新青年傑作選集1 推理編1 犯人よ、お前の名は? ( 中島河太郎編 )

古さを感じる作品が多い中、横溝正史は飛び抜けたレベルだった。


題名 作者 評点 コメント
永遠の女囚 木々高太郎 5.5 [昭和13年11月号] 展開は悪くないが、ラストがよくわからない。
家常茶飯 佐藤春夫 4.0 [大正15年4月号] 傑作選に載るような話とは思えない。
変化する陳述 石浜金作 4.0 [昭和3年4月号] 古臭くて、もはや読むに耐えない。
月世界の女 高木彬光 6.5 [昭和24年9月号] 再読なので正しい評価ができないのだが、筋書きは丸見えではないか。
彼が殺したか 浜尾四郎 6.0 [昭和4年1、2月号] 重苦しい雰囲気に押される。ただ、この感性は現代の人間には通じないなあ。
印度林檎 角田喜久雄 7.5 [昭和22年2月号] さすがに一流作家は違う。適切な長さの中で、意外性のある結末。モダンである。
蔵の中 横溝正史 8.0 [昭和10年8月号]ディテイルを丁寧に書き込み、盛り上げていく正史の筆力に圧倒される。

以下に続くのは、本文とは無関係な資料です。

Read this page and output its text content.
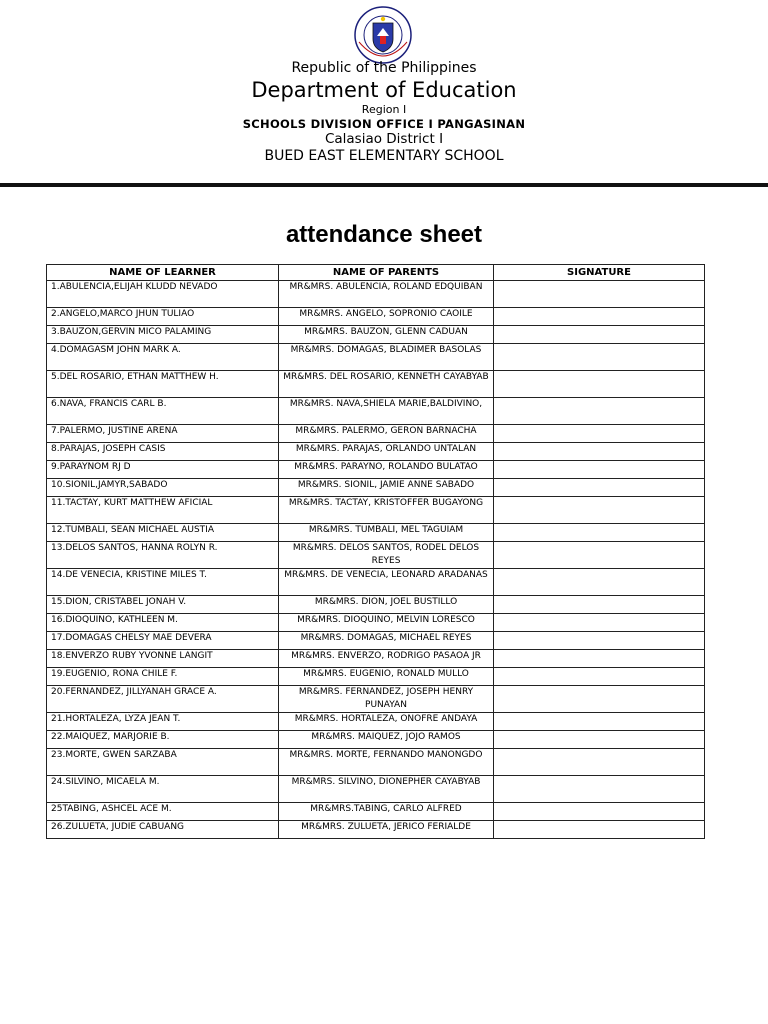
Republic of the Philippines
Department of Education
Region I
SCHOOLS DIVISION OFFICE I PANGASINAN
Calasiao District I
BUED EAST ELEMENTARY SCHOOL
attendance sheet
NAME OF LEARNER	NAME OF PARENTS	SIGNATURE
1.ABULENCIA,ELIJAH KLUDD NEVADO	MR&MRS. ABULENCIA, ROLAND EDQUIBAN	
2.ANGELO,MARCO JHUN TULIAO	MR&MRS. ANGELO, SOPRONIO CAOILE	
3.BAUZON,GERVIN MICO PALAMING	MR&MRS. BAUZON, GLENN CADUAN	
4.DOMAGASM JOHN MARK A.	MR&MRS. DOMAGAS, BLADIMER BASOLAS	
5.DEL ROSARIO, ETHAN MATTHEW H.	MR&MRS. DEL ROSARIO, KENNETH CAYABYAB	
6.NAVA, FRANCIS CARL B.	MR&MRS. NAVA,SHIELA MARIE,BALDIVINO,	
7.PALERMO, JUSTINE ARENA	MR&MRS. PALERMO, GERON BARNACHA	
8.PARAJAS, JOSEPH CASIS	MR&MRS. PARAJAS, ORLANDO UNTALAN	
9.PARAYNOM RJ D	MR&MRS. PARAYNO, ROLANDO BULATAO	
10.SIONIL,JAMYR,SABADO	MR&MRS. SIONIL, JAMIE ANNE SABADO	
11.TACTAY, KURT MATTHEW AFICIAL	MR&MRS. TACTAY, KRISTOFFER BUGAYONG	
12.TUMBALI, SEAN MICHAEL AUSTIA	MR&MRS. TUMBALI, MEL TAGUIAM	
13.DELOS SANTOS, HANNA ROLYN R.	MR&MRS. DELOS SANTOS, RODEL DELOS REYES	
14.DE VENECIA, KRISTINE MILES T.	MR&MRS. DE VENECIA, LEONARD ARADANAS	
15.DION, CRISTABEL JONAH V.	MR&MRS. DION, JOEL BUSTILLO	
16.DIOQUINO, KATHLEEN M.	MR&MRS. DIOQUINO, MELVIN LORESCO	
17.DOMAGAS CHELSY MAE DEVERA	MR&MRS. DOMAGAS, MICHAEL REYES	
18.ENVERZO RUBY YVONNE LANGIT	MR&MRS. ENVERZO, RODRIGO PASAOA JR	
19.EUGENIO, RONA CHILE F.	MR&MRS. EUGENIO, RONALD MULLO	
20.FERNANDEZ, JILLYANAH GRACE A.	MR&MRS. FERNANDEZ, JOSEPH HENRY PUNAYAN	
21.HORTALEZA, LYZA JEAN T.	MR&MRS. HORTALEZA, ONOFRE ANDAYA	
22.MAIQUEZ, MARJORIE B.	MR&MRS. MAIQUEZ, JOJO RAMOS	
23.MORTE, GWEN SARZABA	MR&MRS. MORTE, FERNANDO MANONGDO	
24.SILVINO, MICAELA M.	MR&MRS. SILVINO, DIONEPHER CAYABYAB	
25TABING, ASHCEL ACE M.	MR&MRS.TABING, CARLO ALFRED	
26.ZULUETA, JUDIE CABUANG	MR&MRS. ZULUETA, JERICO FERIALDE	
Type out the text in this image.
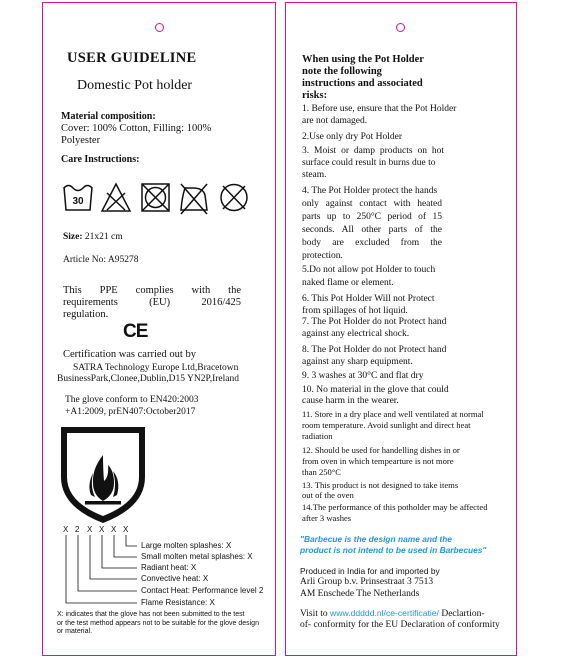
USER GUIDELINE
Domestic Pot holder
Material composition:
Cover: 100% Cotton, Filling: 100%
Polyester
Care Instructions:
30
Size: 21x21 cm
Article No: A95278
This PPE complies with the
requirements (EU) 2016/425
regulation.
CE
Certification was carried out by
SATRA Technology Europe Ltd,Bracetown
BusinessPark,Clonee,Dublin,D15 YN2P,Ireland
The glove conform to EN420:2003
+A1:2009, prEN407:October2017
X 2 X X X X
Large molten splashes: X
Small molten metal splashes: X
Radiant heat: X
Convective heat: X
Contact Heat: Performance level 2
Flame Resistance: X
X: indicates that the glove has not been submitted to the test
or the test method appears not to be suitable for the glove design
or material.
When using the Pot Holder
note the following
instructions and associated
risks:
1. Before use, ensure that the Pot Holder
are not damaged.
2.Use only dry Pot Holder
3. Moist or damp products on hot
surface could result in burns due to
steam.
4. The Pot Holder protect the hands
only against contact with heated
parts up to 250°C period of 15
seconds. All other parts of the
body are excluded from the
protection.
5.Do not allow pot Holder to touch
naked flame or element.
6. This Pot Holder Will not Protect
from spillages of hot liquid.
7. The Pot Holder do not Protect hand
against any electrical shock.
8. The Pot Holder do not Protect hand
against any sharp equipment.
9. 3 washes at 30°C and flat dry
10. No material in the glove that could
cause harm in the wearer.
11. Store in a dry place and well ventilated at normal
room temperature. Avoid sunlight and direct heat
radiation
12. Should be used for handelling dishes in or
from oven in which tempearture is not more
than 250°C
13. This product is not designed to take items
out of the oven
14.The performance of this potholder may be affected
after 3 washes
"Barbecue is the design name and the
product is not intend to be used in Barbecues"
Produced in India for and imported by
Arli Group b.v. Prinsestraat 3 7513
AM Enschede The Netherlands
Visit to www.ddddd.nl/ce-certificatie/ Declartion-
of- conformity for the EU Declaration of conformity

烙印 大下宇陀児 5.0 [昭和10年6,7月号] 展開が予想通りで、何の意外性もない。古臭くて長くて辛気臭い。
  • 1977(昭和52)年7/15初版、1979(昭和54)年4/30四版発行、定価380円。裏に値段が書いていないから、新刊で購入したのかもしれない。
  • 扉に「永遠に古くなることのない傑作ばかり集めたファッショナブルなこの<「新青年」傑作選>で、あなたは時の立つのも忘れてしますでしょう。」とあります。本当かあ(笑)。
  • 「良い作品は時代を感じさせない」と言いますが、それは非常に難しい。よほど、しっかりした世界感を持っている作家のみに許される言葉です。
  • 「古くなる」というのは、その時代の「新しさ」、「はやり」に頼りすぎているせいではないか、という気がします。少し一面的な見方かも知れませんが、このような作品は時間の経過とともに、自動的に古くなってしまう。
  • また、最初から「古い」とそれ以上は古くなりません。クラシックなミステリや、時代劇はそんな感じですね。逆に、その時代の風俗に重きを置いた社会派ミステリやドラマは、劣化するスピードが速い、そういうことかもしれません。
  • 「新青年傑作選」を読むことを始めたのを少し後悔しています。当たり前なのですが、全体的に古臭い。大下宇陀児が過去の作家になっている理由も、今回よくわかりました。